Introducción al poema

"¡Ojalá estuviera de vuelta en Bolsón Cerrado, junto a mi propio fuego, con la tetera apenas empezando a cantar!". Decía Bilbo, entre suspiros no carentes de nostalgia, mientras atravesaba montañas, guaridas de trasgos y la amenazante expectativa de enfrentarse a un dragón (¡vivo!), sin saber si volvería a ver su hogar.

 Y fue al despedirse de este, que Thorin Escudo de Roble pronunció estas palabras de elogio al profundo anhelo, hogareño y sencillo, de Bilbo:

 «Hay más bondad en ti de la que crees, hijo del bondadoso Oeste. Algo de valentía y algo de sabiduría, mezclados en justa medida. Si más de nosotros valoráramos la comida, la alegría y la música por encima del oro acumulado, el mundo sería un lugar más feliz». 
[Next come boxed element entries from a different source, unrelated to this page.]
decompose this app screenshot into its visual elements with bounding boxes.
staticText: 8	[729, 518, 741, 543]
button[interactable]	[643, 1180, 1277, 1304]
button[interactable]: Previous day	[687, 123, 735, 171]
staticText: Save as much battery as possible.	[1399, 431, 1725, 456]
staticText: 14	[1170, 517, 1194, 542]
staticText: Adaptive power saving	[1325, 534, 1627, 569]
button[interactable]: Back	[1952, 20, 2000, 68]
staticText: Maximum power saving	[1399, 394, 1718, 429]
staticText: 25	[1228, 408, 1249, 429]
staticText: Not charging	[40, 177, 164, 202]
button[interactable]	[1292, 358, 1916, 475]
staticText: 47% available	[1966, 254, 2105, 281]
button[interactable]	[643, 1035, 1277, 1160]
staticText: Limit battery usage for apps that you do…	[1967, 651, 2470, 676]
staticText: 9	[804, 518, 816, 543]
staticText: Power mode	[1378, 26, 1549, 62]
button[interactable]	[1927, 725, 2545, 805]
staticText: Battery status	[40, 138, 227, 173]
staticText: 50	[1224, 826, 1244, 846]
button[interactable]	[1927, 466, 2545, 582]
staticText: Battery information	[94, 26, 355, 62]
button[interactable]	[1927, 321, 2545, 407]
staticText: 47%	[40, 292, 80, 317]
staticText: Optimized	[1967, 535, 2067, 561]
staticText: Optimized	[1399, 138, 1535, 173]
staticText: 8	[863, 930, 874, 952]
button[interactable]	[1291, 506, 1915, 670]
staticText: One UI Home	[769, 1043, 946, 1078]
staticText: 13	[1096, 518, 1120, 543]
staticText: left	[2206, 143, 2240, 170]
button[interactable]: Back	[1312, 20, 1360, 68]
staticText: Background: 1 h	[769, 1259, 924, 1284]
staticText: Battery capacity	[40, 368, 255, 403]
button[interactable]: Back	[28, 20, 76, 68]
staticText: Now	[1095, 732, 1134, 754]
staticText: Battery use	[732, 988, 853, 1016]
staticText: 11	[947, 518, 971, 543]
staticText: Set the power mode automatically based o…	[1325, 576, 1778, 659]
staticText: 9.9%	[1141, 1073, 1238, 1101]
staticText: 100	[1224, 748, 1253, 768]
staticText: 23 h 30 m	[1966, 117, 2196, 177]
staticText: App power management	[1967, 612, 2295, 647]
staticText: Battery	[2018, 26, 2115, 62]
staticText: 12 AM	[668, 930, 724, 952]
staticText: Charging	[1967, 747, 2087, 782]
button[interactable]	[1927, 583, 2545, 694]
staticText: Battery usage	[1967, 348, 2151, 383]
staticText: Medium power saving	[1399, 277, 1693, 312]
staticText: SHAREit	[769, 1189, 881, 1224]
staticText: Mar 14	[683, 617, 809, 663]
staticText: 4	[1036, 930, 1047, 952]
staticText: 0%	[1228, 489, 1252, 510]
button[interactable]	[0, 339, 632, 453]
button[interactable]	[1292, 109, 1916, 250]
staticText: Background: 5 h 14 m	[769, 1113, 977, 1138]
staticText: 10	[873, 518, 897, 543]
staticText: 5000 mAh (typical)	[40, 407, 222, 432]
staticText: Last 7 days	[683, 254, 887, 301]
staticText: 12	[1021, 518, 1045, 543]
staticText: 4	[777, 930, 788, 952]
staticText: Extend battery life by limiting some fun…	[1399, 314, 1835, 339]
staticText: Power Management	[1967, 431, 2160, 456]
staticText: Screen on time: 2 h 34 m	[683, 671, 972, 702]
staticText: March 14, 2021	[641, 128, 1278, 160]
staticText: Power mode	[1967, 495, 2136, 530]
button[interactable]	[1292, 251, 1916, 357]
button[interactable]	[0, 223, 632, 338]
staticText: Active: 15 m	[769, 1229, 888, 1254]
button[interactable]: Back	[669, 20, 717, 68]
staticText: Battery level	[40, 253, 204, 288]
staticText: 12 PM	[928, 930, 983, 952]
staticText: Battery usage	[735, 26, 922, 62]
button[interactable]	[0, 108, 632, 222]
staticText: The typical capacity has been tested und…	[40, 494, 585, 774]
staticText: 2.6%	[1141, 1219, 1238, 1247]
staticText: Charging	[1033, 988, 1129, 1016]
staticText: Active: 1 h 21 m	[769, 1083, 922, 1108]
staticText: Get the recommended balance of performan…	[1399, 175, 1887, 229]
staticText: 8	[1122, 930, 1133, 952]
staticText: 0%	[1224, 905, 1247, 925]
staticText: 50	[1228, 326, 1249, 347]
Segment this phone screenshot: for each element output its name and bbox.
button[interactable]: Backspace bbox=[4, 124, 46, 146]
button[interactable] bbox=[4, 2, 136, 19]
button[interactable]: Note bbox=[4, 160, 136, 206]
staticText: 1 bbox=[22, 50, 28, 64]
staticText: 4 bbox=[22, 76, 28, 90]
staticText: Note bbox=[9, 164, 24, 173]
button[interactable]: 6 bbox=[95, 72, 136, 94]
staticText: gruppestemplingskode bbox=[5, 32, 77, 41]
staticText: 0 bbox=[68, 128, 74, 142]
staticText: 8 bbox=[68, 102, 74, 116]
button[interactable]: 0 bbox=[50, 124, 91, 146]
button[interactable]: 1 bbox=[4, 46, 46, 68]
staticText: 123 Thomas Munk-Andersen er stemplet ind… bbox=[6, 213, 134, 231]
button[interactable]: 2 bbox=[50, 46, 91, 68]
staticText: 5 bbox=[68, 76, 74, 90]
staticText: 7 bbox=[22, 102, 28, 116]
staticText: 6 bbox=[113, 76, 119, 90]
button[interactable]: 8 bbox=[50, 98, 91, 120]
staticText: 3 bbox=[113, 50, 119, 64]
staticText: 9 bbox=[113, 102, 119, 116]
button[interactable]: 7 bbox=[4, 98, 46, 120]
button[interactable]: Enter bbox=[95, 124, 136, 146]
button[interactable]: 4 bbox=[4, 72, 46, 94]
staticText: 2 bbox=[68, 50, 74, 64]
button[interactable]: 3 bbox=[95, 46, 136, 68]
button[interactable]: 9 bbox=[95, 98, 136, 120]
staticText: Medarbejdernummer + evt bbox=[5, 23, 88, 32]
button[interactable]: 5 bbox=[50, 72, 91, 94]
No elogiaba Thorin el espíritu aventurero de Bilbo, sino su amor por las cosas sencillas: el hogar, la mesa compartida y los pequeños gozos cotidianos. Y estoy seguro de que, si el hobbit hubiera cavado su agujero en alguna loma de nuestra pampa —sí, tal como un peludo—, de seguro que el mate habría ocupado un lugar de honor entre sus dos desayunos cotidianos.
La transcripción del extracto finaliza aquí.